Ability to count tokens for models other than OpenAI

Question

Ability to count tokens for models other than OpenAI

simonw opened this issue a year ago · 3 comments

Had a great tip on Discord about tokenziers - which says: https://huggingface.co/docs/tokenizers/python/latest/quicktour.html#using-a-pretrained-tokenizer

You can load any tokenizer from the Hugging Face Hub as long as a tokenizer.json file is available in the repository.

And sure enough, this seems to work:

>>> import tokenizers
>>> from tokenizers import Tokenizer
>>> tokenizer = Tokenizer.from_pretrained("TheBloke/Llama-2-70B-fp16")
Downloaded 1.76MiB in 0s
>>> tokenizer.encode("hello world")
Encoding(num_tokens=3, attributes=[ids, type_ids, tokens, offsets, attention_mask, special_tokens_mask, overflowing])

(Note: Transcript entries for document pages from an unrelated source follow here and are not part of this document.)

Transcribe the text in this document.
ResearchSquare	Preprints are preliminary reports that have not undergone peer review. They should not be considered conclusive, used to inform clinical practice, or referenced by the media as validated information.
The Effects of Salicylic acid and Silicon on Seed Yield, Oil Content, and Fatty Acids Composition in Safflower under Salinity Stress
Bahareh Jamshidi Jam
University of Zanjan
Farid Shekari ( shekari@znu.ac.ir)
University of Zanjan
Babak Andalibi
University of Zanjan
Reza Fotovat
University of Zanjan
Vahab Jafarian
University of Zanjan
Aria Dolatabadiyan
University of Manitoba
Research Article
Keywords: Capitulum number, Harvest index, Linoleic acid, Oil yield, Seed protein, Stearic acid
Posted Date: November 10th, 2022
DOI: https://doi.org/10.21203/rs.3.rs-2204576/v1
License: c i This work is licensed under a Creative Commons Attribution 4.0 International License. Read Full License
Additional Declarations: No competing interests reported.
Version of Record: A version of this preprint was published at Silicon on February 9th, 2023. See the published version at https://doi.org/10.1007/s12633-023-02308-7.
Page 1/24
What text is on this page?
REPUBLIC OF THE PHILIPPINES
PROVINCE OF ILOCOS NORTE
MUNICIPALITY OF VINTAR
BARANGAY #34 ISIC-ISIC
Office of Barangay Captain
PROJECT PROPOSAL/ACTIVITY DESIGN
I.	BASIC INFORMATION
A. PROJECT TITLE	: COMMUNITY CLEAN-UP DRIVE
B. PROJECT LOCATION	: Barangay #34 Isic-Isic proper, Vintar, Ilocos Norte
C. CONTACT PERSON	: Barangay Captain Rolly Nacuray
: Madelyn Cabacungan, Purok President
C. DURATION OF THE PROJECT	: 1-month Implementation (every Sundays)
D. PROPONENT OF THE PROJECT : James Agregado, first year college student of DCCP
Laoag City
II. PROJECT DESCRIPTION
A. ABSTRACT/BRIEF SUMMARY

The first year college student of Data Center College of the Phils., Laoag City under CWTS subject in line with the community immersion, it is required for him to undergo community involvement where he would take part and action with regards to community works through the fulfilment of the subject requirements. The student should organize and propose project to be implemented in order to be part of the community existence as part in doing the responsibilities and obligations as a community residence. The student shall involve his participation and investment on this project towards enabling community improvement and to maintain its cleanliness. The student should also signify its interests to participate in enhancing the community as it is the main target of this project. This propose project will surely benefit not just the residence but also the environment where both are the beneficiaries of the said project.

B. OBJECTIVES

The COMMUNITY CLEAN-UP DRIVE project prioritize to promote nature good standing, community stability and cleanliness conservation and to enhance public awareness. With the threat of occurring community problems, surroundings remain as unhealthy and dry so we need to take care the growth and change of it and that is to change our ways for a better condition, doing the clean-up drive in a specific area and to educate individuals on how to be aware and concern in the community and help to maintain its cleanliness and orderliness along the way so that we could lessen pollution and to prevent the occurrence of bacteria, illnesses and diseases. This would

Answer 1 · 2023-09-10T02:14:45.000Z

Anthropic have a tokenizer too: https://github.com/anthropics/anthropic-sdk-python/blob/main/src/anthropic/_tokenizers.py

Answer 2 · 2024-03-06T13:09:32.000Z

what if you don't know the origin of the model? all you have to go by is the name of the model.

is there baked-in metadata we can read that tells us what tokenizer to use?

Answer 3 · 2024-07-06T23:04:09.000Z

So what exactly can we use for Claude models? E.g., Sonnet 3.5.